ニューヨークのブルックリンのアート集団「MSCHF」によると、ナイキは彼らが2019年に発売した「ジーザス・シューズ」に対しては、何の行動も起こさなかったという。しかし、ナイキは、今回の「サタン・シューズ」に関し、MSCHFを相手取った商標権侵害の訴訟を起こした。
MSCHFは4月1日の声明で「一つのものを検閲し、別のものを検閲しないナイキとは何者なのか?」と述べ、サタンはジーザスと同様に美術史の一部だという持論を展開した。
MSCHFの声明は、裁判所がサタン・シューズの販売差し止めを命じた後に出されたものだ。しかし、MSCHFによると、このシューズはほぼ完売しており、顧客に出荷されているため、差し止め命令は必要ないという。
このシューズは666足限定で発売され、リル・ナズ・Xは当初、最後の1足をプレゼントするファンイベントの開催を計画していた。しかし、MSCHFによると、裁判所の命令を受けてイベントは延期されたという。
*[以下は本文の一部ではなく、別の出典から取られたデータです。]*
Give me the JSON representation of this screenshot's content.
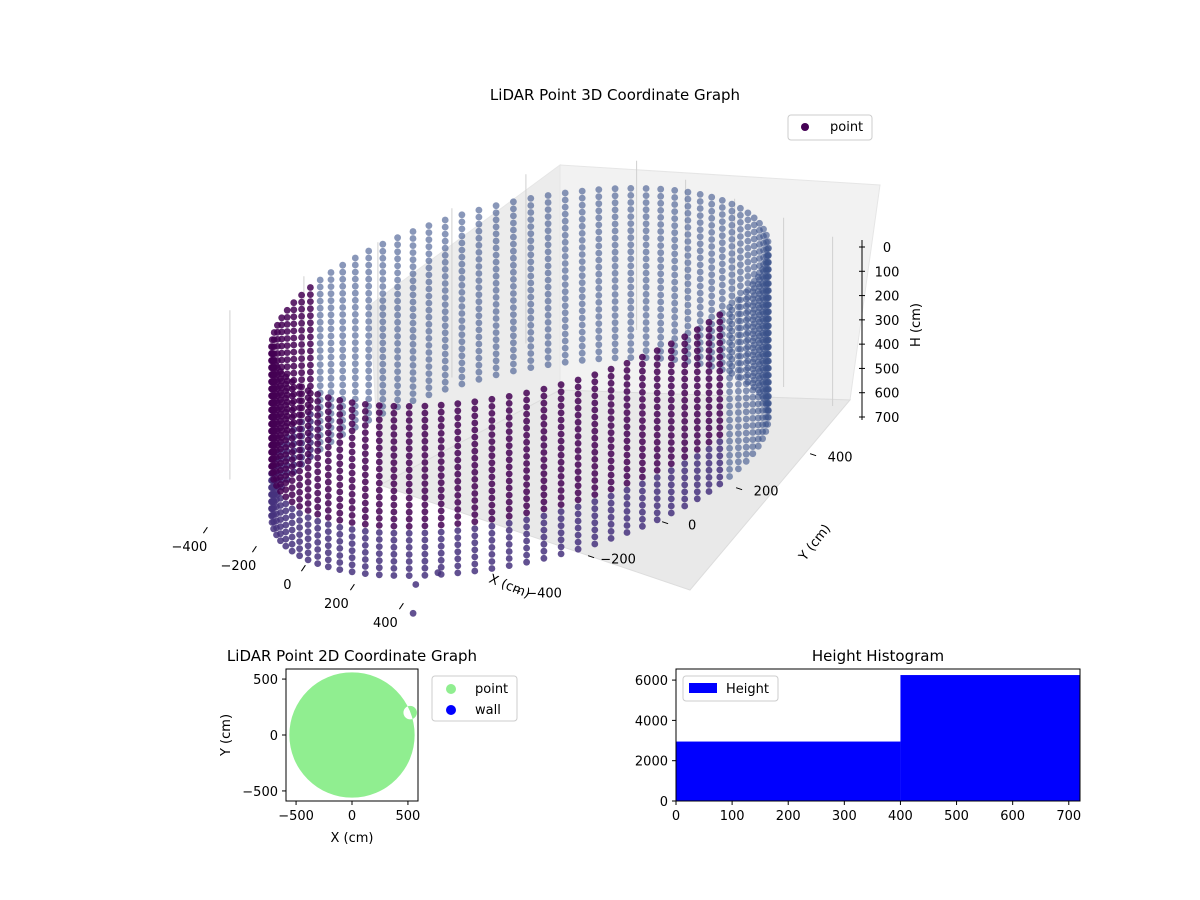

ナイキは今週初めの声明で、「このシューズは当社の承認や認可を得ずに生産されたものであり、当社はこのプロジェクトと一切関係がない」と述べていた。
MSCHFは声明で、「私たちは表現の自由を強く信じている。私たちや他のアーティストたちが、表現活動を続けられることほど重要なことはないと考えている」と述べた。彼らはさらに「ナイキや裁判所と協力し、迅速にこの訴訟を解決することを楽しみにしている」と述べた。
このシューズは、リル・ナズ・X の楽曲「モンテロ(コール・ミー・バイ・ユア・ネーム)」のミュージックビデオのタイアップとして製作された。ビデオの中で、リル・ナズ・Xは地獄で悪魔とたわむれている。
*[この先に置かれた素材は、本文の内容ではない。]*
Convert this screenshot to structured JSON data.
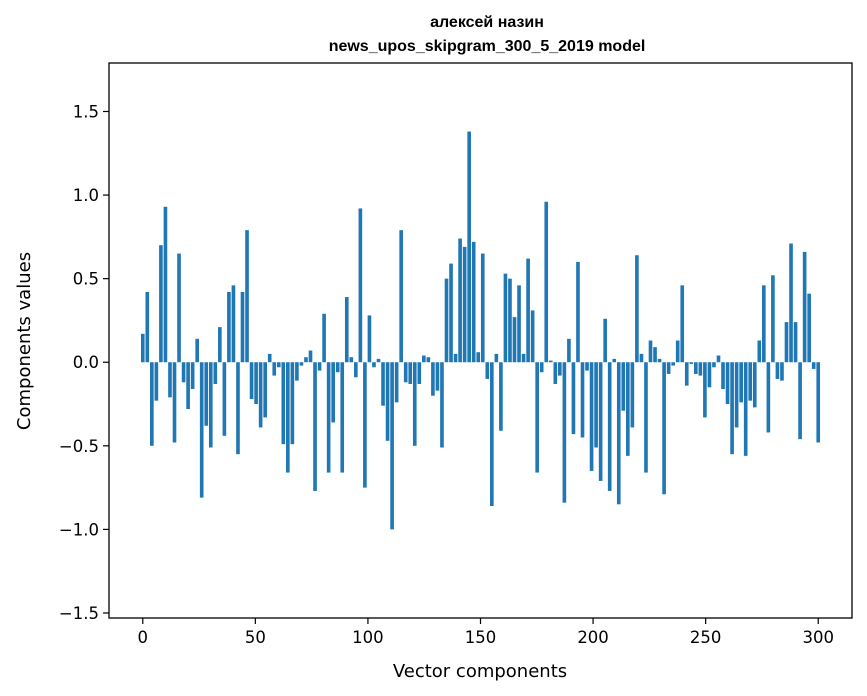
{
  "chart_data": {
    "type": "bar",
    "title": "алексей назин",
    "subtitle": "news_upos_skipgram_300_5_2019 model",
    "xlabel": "Vector components",
    "ylabel": "Components values",
    "xlim": [
      -15,
      315
    ],
    "ylim": [
      -1.53,
      1.79
    ],
    "xticks": [
      0,
      50,
      100,
      150,
      200,
      250,
      300
    ],
    "yticks": [
      -1.5,
      -1.0,
      -0.5,
      0.0,
      0.5,
      1.0,
      1.5
    ],
    "ytick_labels": [
      "−1.5",
      "−1.0",
      "−0.5",
      "0.0",
      "0.5",
      "1.0",
      "1.5"
    ],
    "bar_color": "#1f77b4",
    "grid": false,
    "legend": "none",
    "values": [
      0.17,
      0.42,
      -0.5,
      -0.23,
      0.7,
      0.93,
      -0.21,
      -0.48,
      0.65,
      -0.12,
      -0.28,
      -0.16,
      0.14,
      -0.81,
      -0.38,
      -0.51,
      -0.13,
      0.21,
      -0.44,
      0.42,
      0.46,
      -0.55,
      0.42,
      0.79,
      -0.22,
      -0.25,
      -0.39,
      -0.33,
      0.05,
      -0.08,
      -0.03,
      -0.49,
      -0.66,
      -0.49,
      -0.11,
      -0.02,
      0.03,
      0.07,
      -0.77,
      -0.05,
      0.29,
      -0.66,
      -0.36,
      -0.06,
      -0.66,
      0.39,
      0.03,
      -0.09,
      0.92,
      -0.75,
      0.28,
      -0.03,
      0.02,
      -0.26,
      -0.47,
      -1.0,
      -0.24,
      0.79,
      -0.12,
      -0.13,
      -0.5,
      -0.13,
      0.04,
      0.03,
      -0.2,
      -0.17,
      -0.51,
      0.5,
      0.59,
      0.05,
      0.74,
      0.69,
      1.38,
      0.72,
      0.06,
      0.65,
      -0.1,
      -0.86,
      0.05,
      -0.41,
      0.53,
      0.5,
      0.27,
      0.46,
      0.05,
      0.62,
      0.31,
      -0.66,
      -0.06,
      0.96,
      0.01,
      -0.13,
      -0.08,
      -0.84,
      0.14,
      -0.43,
      0.6,
      -0.45,
      -0.05,
      -0.65,
      -0.51,
      -0.71,
      0.26,
      -0.77,
      0.02,
      -0.85,
      -0.29,
      -0.56,
      -0.39,
      0.64,
      0.05,
      -0.66,
      0.13,
      0.09,
      0.02,
      -0.79,
      -0.07,
      -0.02,
      0.13,
      0.46,
      -0.14,
      -0.01,
      -0.07,
      -0.08,
      -0.33,
      -0.15,
      -0.03,
      0.04,
      -0.16,
      -0.25,
      -0.55,
      -0.39,
      -0.24,
      -0.56,
      -0.23,
      -0.27,
      0.13,
      0.46,
      -0.42,
      0.52,
      -0.1,
      -0.11,
      0.24,
      0.71,
      0.24,
      -0.46,
      0.66,
      0.41,
      -0.04,
      -0.48
    ]
  },
  "colors": {
    "bars": "#1f77b4",
    "axes": "#000000",
    "background": "#ffffff"
  }
}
この楽曲は、自身が同性愛者であることを公言する21歳のリル・ナズ・X(本名モンテロ・ラマー・ヒル)が、自らの性的アイデンティティを受け入れてデートを楽しむ内容となっている。
サタン・シューズは、ナイキの「エアマックス97」に改変を加えたもので、靴底には人間の血の一滴が封入され、魔除けの印であるペンタグラムのペンダントがついている。さらに、ミッドソールにはサタンが天国から落ちる聖書の一節にちなんで「ルカ10:18」と書かれている。
このミュージックビデオはその後、激しい論争を引き起こしたが、特にこの曲が悪魔崇拝のイメージを使用していることを不服とする保守派の宗教グループが抗議の声をあげている。